If that less than earth-shattering revelation about a funnyman emerges from the text, I’m afraid it’s one of the few. Not that it makes for a bad book or a whitewashing whinge or a backstabbing bitchfest. What we get is a narrative of Paul’s outward life. There’s a lot of, “The phone rang and soon I was on my way to a lunch meeting about a new six-part series about which, I confess, I had many doubts but that proved to be one of the biggest hits of the decade”. It’s not short of, “We fell in love and soon we were renting a little / large flat in Streatham / Fulham”. either. How Paul? How?
This absence of introspection (strange in a man who has thought very hard indeed about how comedy is created in the cracks between what the mind expects and what it obtains) is most apparent in the book’s central interlude in which he is falls prey to paranoid delusions brought on by anti-malaria meds (his explanation) and overwork (my speculation) and spends some time in hospital pretty much run on the along the lines of One Flew Over The Cuckoo’s Nest. The horrors of mental illness are described unflinchingly, but, on his discharge, normal life is resumed as if nothing had happened with little more than a footnote that his marriage to Caroline Quentin fell apart soon after.
Enough of the downside — the upside is plenty steep enough. The best parts of the book are those handful of occasions where he drops a gag into the text (though the economy and almost tangible crafting of the joke contrasts with the somewhat pedestrian description of “things happening” that surrounds it). Writing was hard graft, demanding hours of work (often with longtime collaborator, John Irwin) drawing on an immense reservoir of self-acquired knowledge of classic comedy from radio, television and film, accumulated since early childhood. Though often self-effacing, Merton is proud of his work and his awards and not dishonest enough to hide it.

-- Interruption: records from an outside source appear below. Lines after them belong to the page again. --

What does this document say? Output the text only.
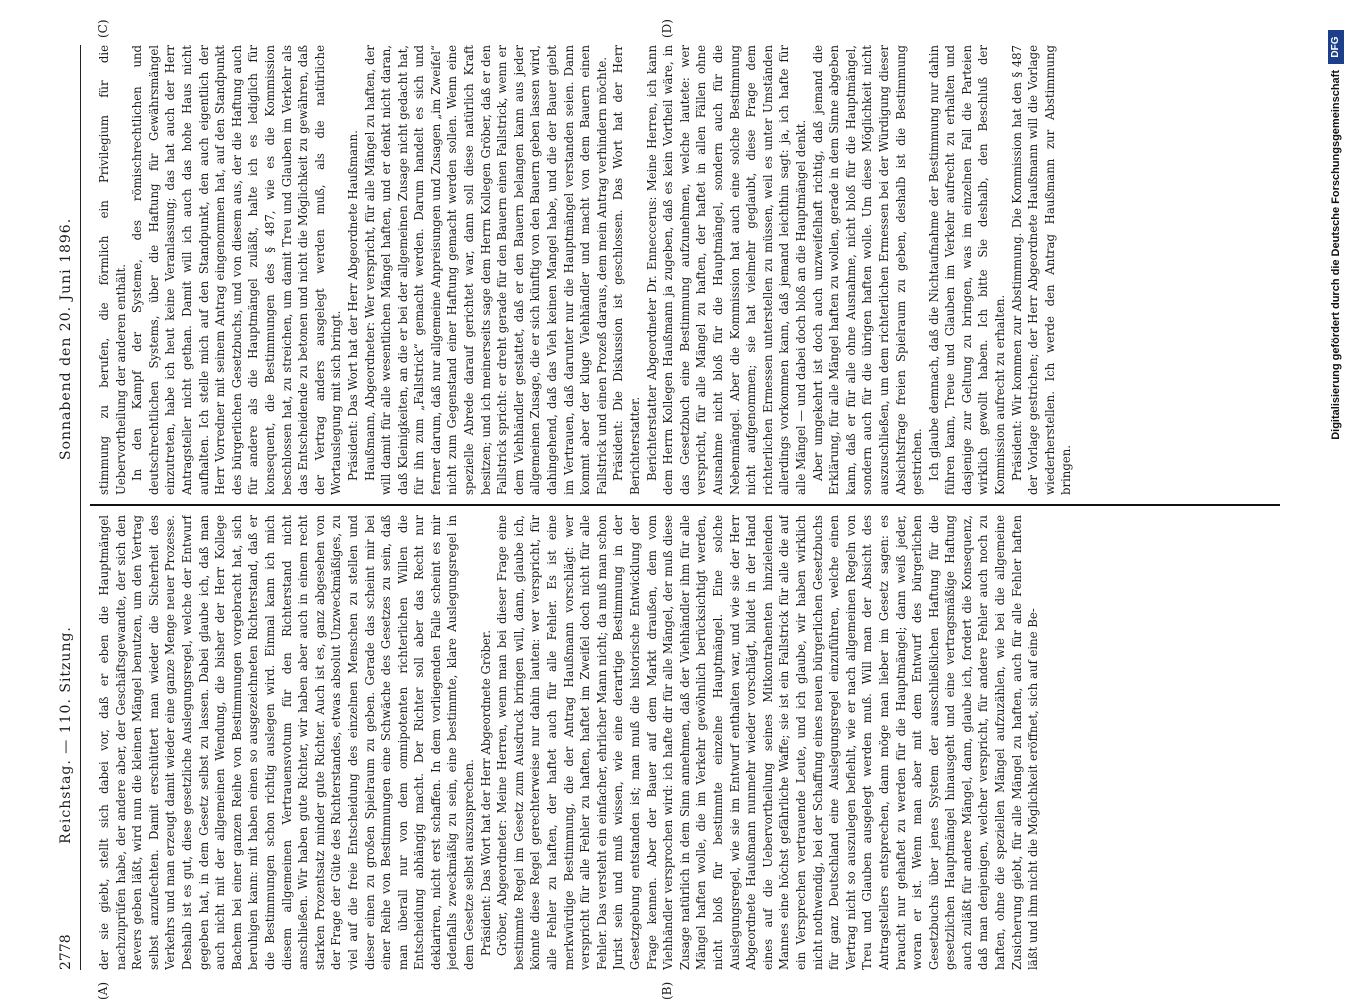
2778
Reichstag. — 110. Sitzung.
Sonnabend den 20. Juni 1896.
(A)	(B)
(C)	(D)

der sie giebt, stellt sich dabei vor, daß er eben die Hauptmängel nachzuprüfen habe, der andere aber, der Geschäftsgewandte, der sich den Revers geben läßt, wird nun die kleinen Mängel benutzen, um den Vertrag selbst anzufechten. Damit erschüttert man wieder die Sicherheit des Verkehrs und man erzeugt damit wieder eine ganze Menge neuer Prozesse. Deshalb ist es gut, diese gesetzliche Auslegungsregel, welche der Entwurf gegeben hat, in dem Gesetz selbst zu lassen. Dabei glaube ich, daß man auch nicht mit der allgemeinen Wendung, die bisher der Herr Kollege Bachem bei einer ganzen Reihe von Bestimmungen vorgebracht hat, sich beruhigen kann: mit haben einen so ausgezeichneten Richterstand, daß er die Bestimmungen schon richtig auslegen wird. Einmal kann ich mich diesem allgemeinen Vertrauensvotum für den Richterstand nicht anschließen. Wir haben gute Richter, wir haben aber auch in einem recht starken Prozentsatz minder gute Richter. Auch ist es, ganz abgesehen von der Frage der Güte des Richterstandes, etwas absolut Unzweckmäßiges, zu viel auf die freie Entscheidung des einzelnen Menschen zu stellen und dieser einen zu großen Spielraum zu geben. Gerade das scheint mir bei einer Reihe von Bestimmungen eine Schwäche des Gesetzes zu sein, daß man überall nur von dem omnipotenten richterlichen Willen die Entscheidung abhängig macht. Der Richter soll aber das Recht nur deklariren, nicht erst schaffen. In dem vorliegenden Falle scheint es mir jedenfalls zweckmäßig zu sein, eine bestimmte, klare Auslegungsregel in dem Gesetze selbst auszusprechen. Präsident: Das Wort hat der Herr Abgeordnete Gröber. Gröber, Abgeordneter: Meine Herren, wenn man bei dieser Frage eine bestimmte Regel im Gesetz zum Ausdruck bringen will, dann, glaube ich, könnte diese Regel gerechterweise nur dahin lauten: wer verspricht, für alle Fehler zu haften, der haftet auch für alle Fehler. Es ist eine merkwürdige Bestimmung, die der Antrag Haußmann vorschlägt: wer verspricht für alle Fehler zu haften, haftet im Zweifel doch nicht für alle Fehler. Das versteht ein einfacher, ehrlicher Mann nicht; da muß man schon Jurist sein und muß wissen, wie eine derartige Bestimmung in der Gesetzgebung entstanden ist; man muß die historische Entwicklung der Frage kennen. Aber der Bauer auf dem Markt draußen, dem vom Viehhändler versprochen wird: ich hafte dir für alle Mängel, der muß diese Zusage natürlich in dem Sinn annehmen, daß der Viehhändler ihm für alle Mängel haften wolle, die im Verkehr gewöhnlich berücksichtigt werden, nicht bloß für bestimmte einzelne Hauptmängel. Eine solche Auslegungsregel, wie sie im Entwurf enthalten war, und wie sie der Herr Abgeordnete Haußmann nunmehr wieder vorschlägt, bildet in der Hand eines auf die Uebervortheilung seines Mitkontrahenten hinzielenden Mannes eine höchst gefährliche Waffe; sie ist ein Fallstrick für alle die auf ein Versprechen vertrauende Leute, und ich glaube, wir haben wirklich nicht nothwendig, bei der Schaffung eines neuen bürgerlichen Gesetzbuchs für ganz Deutschland eine Auslegungsregel einzuführen, welche einen Vertrag nicht so auszulegen befiehlt, wie er nach allgemeinen Regeln von Treu und Glauben ausgelegt werden muß. Will man der Absicht des Antragstellers entsprechen, dann möge man lieber im Gesetz sagen: es braucht nur gehaftet zu werden für die Hauptmängel; dann weiß jeder, woran er ist. Wenn man aber mit dem Entwurf des bürgerlichen Gesetzbuchs über jenes System der ausschließlichen Haftung für die gesetzlichen Hauptmängel hinausgeht und eine vertragsmäßige Haftung auch zuläßt für andere Mängel, dann, glaube ich, fordert die Konsequenz, daß man denjenigen, welcher verspricht, für andere Fehler auch noch zu haften, ohne die speziellen Mängel aufzuzählen, wie bei die allgemeine Zusicherung giebt, für alle Mängel zu haften, auch für alle Fehler haften läßt und ihm nicht die Möglichkeit eröffnet, sich auf eine Be-

stimmung zu berufen, die förmlich ein Privilegium für die Uebervortheilung der anderen enthält. In den Kampf der Systeme, des römischrechtlichen und deutschrechtlichen Systems, über die Haftung für Gewährsmängel einzutreten, habe ich heut keine Veranlassung; das hat auch der Herr Antragsteller nicht gethan. Damit will ich auch das hohe Haus nicht aufhalten. Ich stelle mich auf den Standpunkt, den auch eigentlich der Herr Vorredner mit seinem Antrag eingenommen hat, auf den Standpunkt des bürgerlichen Gesetzbuchs, und von diesem aus, der die Haftung auch für andere als die Hauptmängel zuläßt, halte ich es lediglich für konsequent, die Bestimmungen des § 487, wie es die Kommission beschlossen hat, zu streichen, um damit Treu und Glauben im Verkehr als das Entscheidende zu betonen und nicht die Möglichkeit zu gewähren, daß der Vertrag anders ausgelegt werden muß, als die natürliche Wortauslegung mit sich bringt. Präsident: Das Wort hat der Herr Abgeordnete Haußmann. Haußmann, Abgeordneter: Wer verspricht, für alle Mängel zu haften, der will damit für alle wesentlichen Mängel haften, und er denkt nicht daran, daß Kleinigkeiten, an die er bei der allgemeinen Zusage nicht gedacht hat, für ihn zum „Fallstrick“ gemacht werden. Darum handelt es sich und ferner darum, daß nur allgemeine Anpreisungen und Zusagen „im Zweifel“ nicht zum Gegenstand einer Haftung gemacht werden sollen. Wenn eine spezielle Abrede darauf gerichtet war, dann soll diese natürlich Kraft besitzen; und ich meinerseits sage dem Herrn Kollegen Gröber, daß er den Fallstrick spricht: er dreht gerade für den Bauern einen Fallstrick, wenn er dem Viehhändler gestattet, daß er den Bauern belangen kann aus jeder allgemeinen Zusage, die er sich künftig von den Bauern geben lassen wird, dahingehend, daß das Vieh keinen Mangel habe, und die der Bauer giebt im Vertrauen, daß darunter nur die Hauptmängel verstanden seien. Dann kommt aber der kluge Viehhändler und macht von dem Bauern einen Fallstrick und einen Prozeß daraus, dem mein Antrag verhindern möchte. Präsident: Die Diskussion ist geschlossen. Das Wort hat der Herr Berichterstatter. Berichterstatter Abgeordneter Dr. Enneccerus: Meine Herren, ich kann dem Herrn Kollegen Haußmann ja zugeben, daß es kein Vortheil wäre, in das Gesetzbuch eine Bestimmung aufzunehmen, welche lautete: wer verspricht, für alle Mängel zu haften, der haftet in allen Fällen ohne Ausnahme nicht bloß für die Hauptmängel, sondern auch für die Nebenmängel. Aber die Kommission hat auch eine solche Bestimmung nicht aufgenommen; sie hat vielmehr geglaubt, diese Frage dem richterlichen Ermessen unterstellen zu müssen, weil es unter Umständen allerdings vorkommen kann, daß jemand leichthin sagt: ja, ich hafte für alle Mängel — und dabei doch bloß an die Hauptmängel denkt. Aber umgekehrt ist doch auch unzweifelhaft richtig, daß jemand die Erklärung, für alle Mängel haften zu wollen, gerade in dem Sinne abgeben kann, daß er für alle ohne Ausnahme, nicht bloß für die Hauptmängel, sondern auch für die übrigen haften wolle. Um diese Möglichkeit nicht auszuschließen, um dem richterlichen Ermessen bei der Würdigung dieser Absichtsfrage freien Spielraum zu geben, deshalb ist die Bestimmung gestrichen. Ich glaube demnach, daß die Nichtaufnahme der Bestimmung nur dahin führen kann, Treue und Glauben im Verkehr aufrecht zu erhalten und dasjenige zur Geltung zu bringen, was im einzelnen Fall die Parteien wirklich gewollt haben. Ich bitte Sie deshalb, den Beschluß der Kommission aufrecht zu erhalten. Präsident: Wir kommen zur Abstimmung. Die Kommission hat den § 487 der Vorlage gestrichen; der Herr Abgeordnete Haußmann will die Vorlage wiederherstellen. Ich werde den Antrag Haußmann zur Abstimmung bringen.

Digitalisierung gefördert durch die Deutsche Forschungsgemeinschaft
DFG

There are also many warm tributes paid to a Who’s Who of British comedy over the last fifty years: Forsyth, Milligan, Galton and Simpson, Hislop, Parsons and many, many more emerge with an enhanced humanity for Merton’s accounts of his dealings with them, especially his waspish sparring partner from HIGNFY. This warmth is most evident when he breaks his leg in an ill-advised football kickabout and loses money on a cancelled Edinburgh run. A starry list of “alternative” comics show that all the previous stuff about the camaraderie on the road was no soft-soaping, as they club together to raise money to settle his debts with a one-off gig.
Come the last page of the book, one can only be satisfied that things have worked out so well for a man who had to swim against the tide so often — no Footlights conveyor-belt to the BBC for him — his domestic and professional lives balanced beautifully in his mid-50s. But there’s still much more to say, more to reveal, depths hinted at but not plumbed — which is, of course, the right of an author — but nags at the reader. One can’t help wondering what a biographer with psychological insight would make of Merton’s mind, a fecund but not entirely comfortable place and how that has carried him on his unique and still unfolding journey. For that we must wait.